To assess the risk of hospitalization or in-hospital mortality due to COVID-19 by treatment exposure in psoriasis patients.
All adults with psoriasis registered in the French national health insurance (SNDS) database between 2008 and 2019 were eligible. Two study periods were considered: February 15 to June 30, 2020 and October 1, 2020 to January 31, 2021, first and second waves of COVID-19 pandemic in France respectively. Patients were classified according to their baseline treatment: biologics, non-biologics, topicals or no treatment. The primary endpoint was hospitalization for COVID-19 using Cox models with inverse probability of treatment weighting (IPTW). The secondary endpoint was in-hospital mortality due to COVID-19.

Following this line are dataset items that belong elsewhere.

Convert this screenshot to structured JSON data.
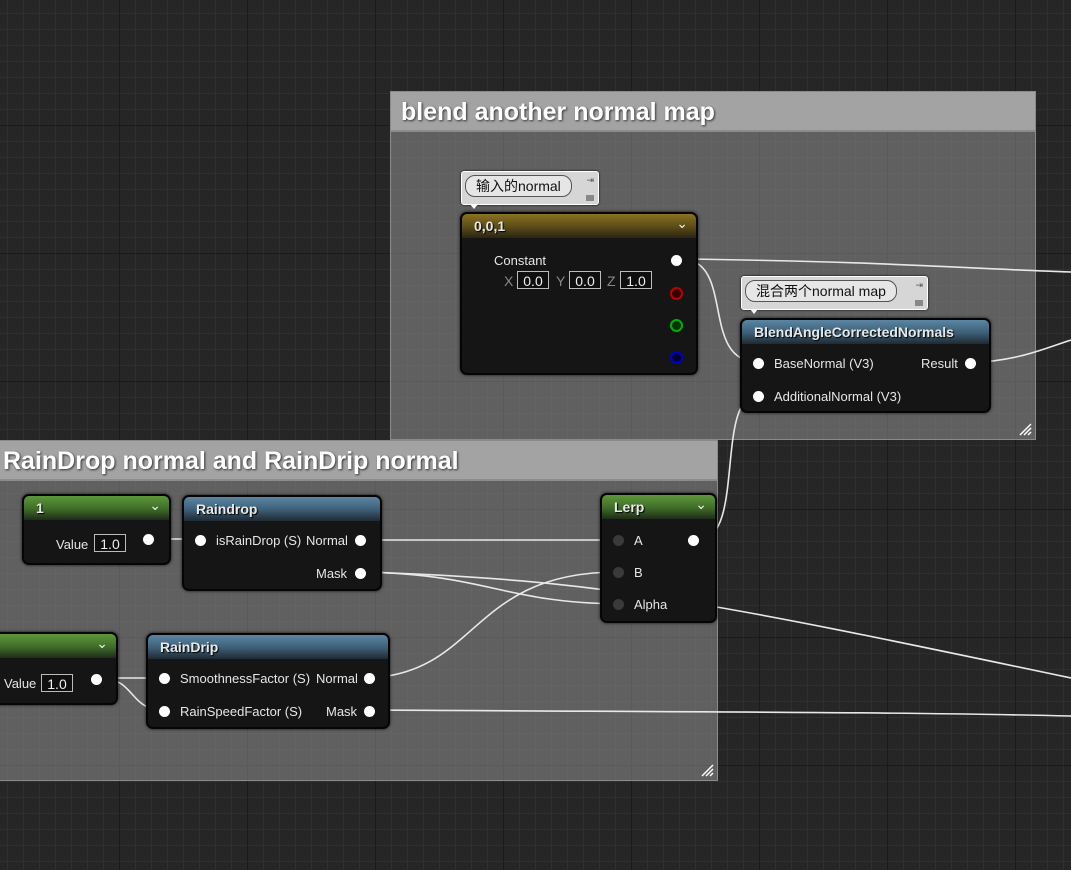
{
  "comments": {
    "blend": {
      "title": "blend another normal map"
    },
    "rain": {
      "title": "RainDrop normal and RainDrip normal"
    }
  },
  "bubbles": {
    "input_normal": "输入的normal",
    "blend_two": "混合两个normal map"
  },
  "nodes": {
    "const3": {
      "title": "0,0,1",
      "label": "Constant",
      "x_label": "X",
      "x_value": "0.0",
      "y_label": "Y",
      "y_value": "0.0",
      "z_label": "Z",
      "z_value": "1.0"
    },
    "blend_angle": {
      "title": "BlendAngleCorrectedNormals",
      "in1": "BaseNormal (V3)",
      "in2": "AdditionalNormal (V3)",
      "out": "Result"
    },
    "const1_top": {
      "title": "1",
      "value_label": "Value",
      "value": "1.0"
    },
    "raindrop": {
      "title": "Raindrop",
      "in1": "isRainDrop (S)",
      "out1": "Normal",
      "out2": "Mask"
    },
    "lerp": {
      "title": "Lerp",
      "in_a": "A",
      "in_b": "B",
      "in_alpha": "Alpha"
    },
    "const1_bottom": {
      "value_label": "Value",
      "value": "1.0"
    },
    "raindrip": {
      "title": "RainDrip",
      "in1": "SmoothnessFactor (S)",
      "in2": "RainSpeedFactor (S)",
      "out1": "Normal",
      "out2": "Mask"
    }
  },
  "colors": {
    "header_constant3": "#8a7222",
    "header_function": "#5b86a4",
    "header_constant": "#5d9839",
    "pin_red": "#c00000",
    "pin_green": "#00b000",
    "pin_blue": "#0000c8",
    "wire": "#e8e8e8"
  }
}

1,326,312 patients with psoriasis were identified (mean age: 59; men: 48%). During the first study period, 3,871 patients were hospitalized for COVID-19 and 759 (20%) died; 3,603 during the second period and 686 (19%) died. In the propensity score-weighted Cox models, risk of hospitalization for COVID-19 was associated with exposure to topicals or non-biologics (hazard ratio, 1.11; 95% confidence interval, 1.04–1.20 and 1.27; 1.09–1.48) during the first period, and with all exposure types, during the second period. None of the exposure types was associated with in-hospital mortality due to COVID-19.
Systemic treatments for psoriasis (including biologics) were not associated with increased risk of in-hospital mortality due to COVID-19. These results support the maintain of systemic treatment for psoriasis during the pandemic.